A Watery World
Updated: Apr 27, 2022
By the King Under the Sea
The King Under the Sea looks a bit like a Kelpie. He is an elemental and like the other water elementals works for the planet, but only in the watery part of the world. They help us out enormously by cleaning and dispersing the toxins we pour into the oceans. Imagine if someone routinely parked a space ship over our heads and flushed their toilets out onto the planet. Someone would end up doing the cleaning.
The King orchestrates the other elementals, and directs resources so they are best used. On dry ground we may call him the boss, but under the water he is the being best suited for organising the others. He is not considered higher in rank than anyone else. Again, think of a colour wheel – one colour does not outrank another; they are just different.
Greetings! I do not usually have much to do with you who live on dry land, but many of you have noticed that your land is not so dry right now. In the UK it is running with rainwater, in the US it is piled high with frozen water. All is part of my realm; my fingerprints are in every drop of water. Where there is drought, as in the Napa Valley of California, the balance of water has shifted. It is a fluid, ever-moving element.
Dry land has been very static of recent years, and it is as if you think nothing will ever change the boundaries between the land and sea. There is more than a trace of the laws of property about this: humans feel they own parcels of land up to the beaches and that is the end of the story.
5,000 years ago the land of Dogger between the Netherlands and eastern England was a hunting ground. There are maritime archaeological digs in the villages drowned under the Channel. Bodiam and Harlech Castles were on the coastlines, but are now miles inland. The water of the world is not static, and not under your control. The best way to meet it is to be as flexible as it is. Water can’t be pinned to one level.
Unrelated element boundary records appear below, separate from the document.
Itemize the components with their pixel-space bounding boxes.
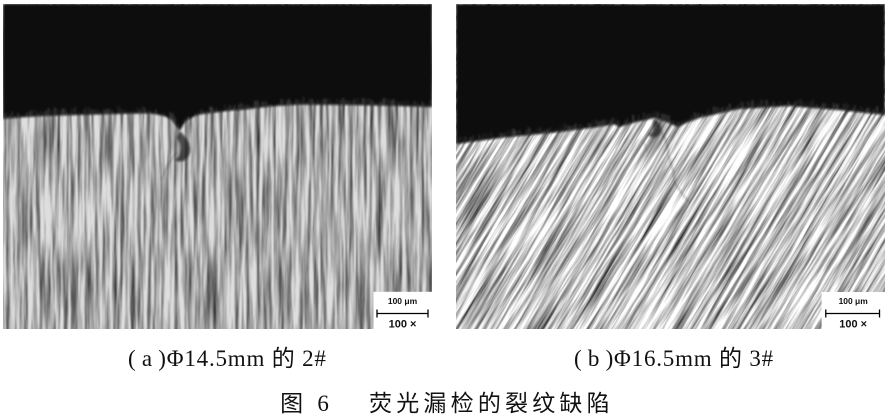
svg-text:100 μm: 100 μm bbox=[388, 296, 418, 306]
svg-text:100 ×: 100 × bbox=[389, 319, 417, 330]
svg-text:100 μm: 100 μm bbox=[839, 296, 868, 306]
svg-text:100 ×: 100 × bbox=[839, 318, 867, 329]
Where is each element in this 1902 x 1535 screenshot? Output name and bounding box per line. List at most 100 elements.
I see a world where the boundaries between land and sea return to being much less fixed in place, where what has become rigid releases its hold and begins to move. Maybe one year it will be dry land, and another under water. In the UK you had marshy valleys that are presently drained, particularly in Scotland. It was easier to row across the middle than travel around the ends of the lochs. Coastlines move and move with the wave action. You cannot hold back the sea or the rain, it is part of the Earth and beyond your control. We feel we have been shut out of parts of the Earth where we once lived, and we are ready to rediscover these areas. Every bit of the Earth is different from the piece next to it, and we’ve missed living with some of the dry areas.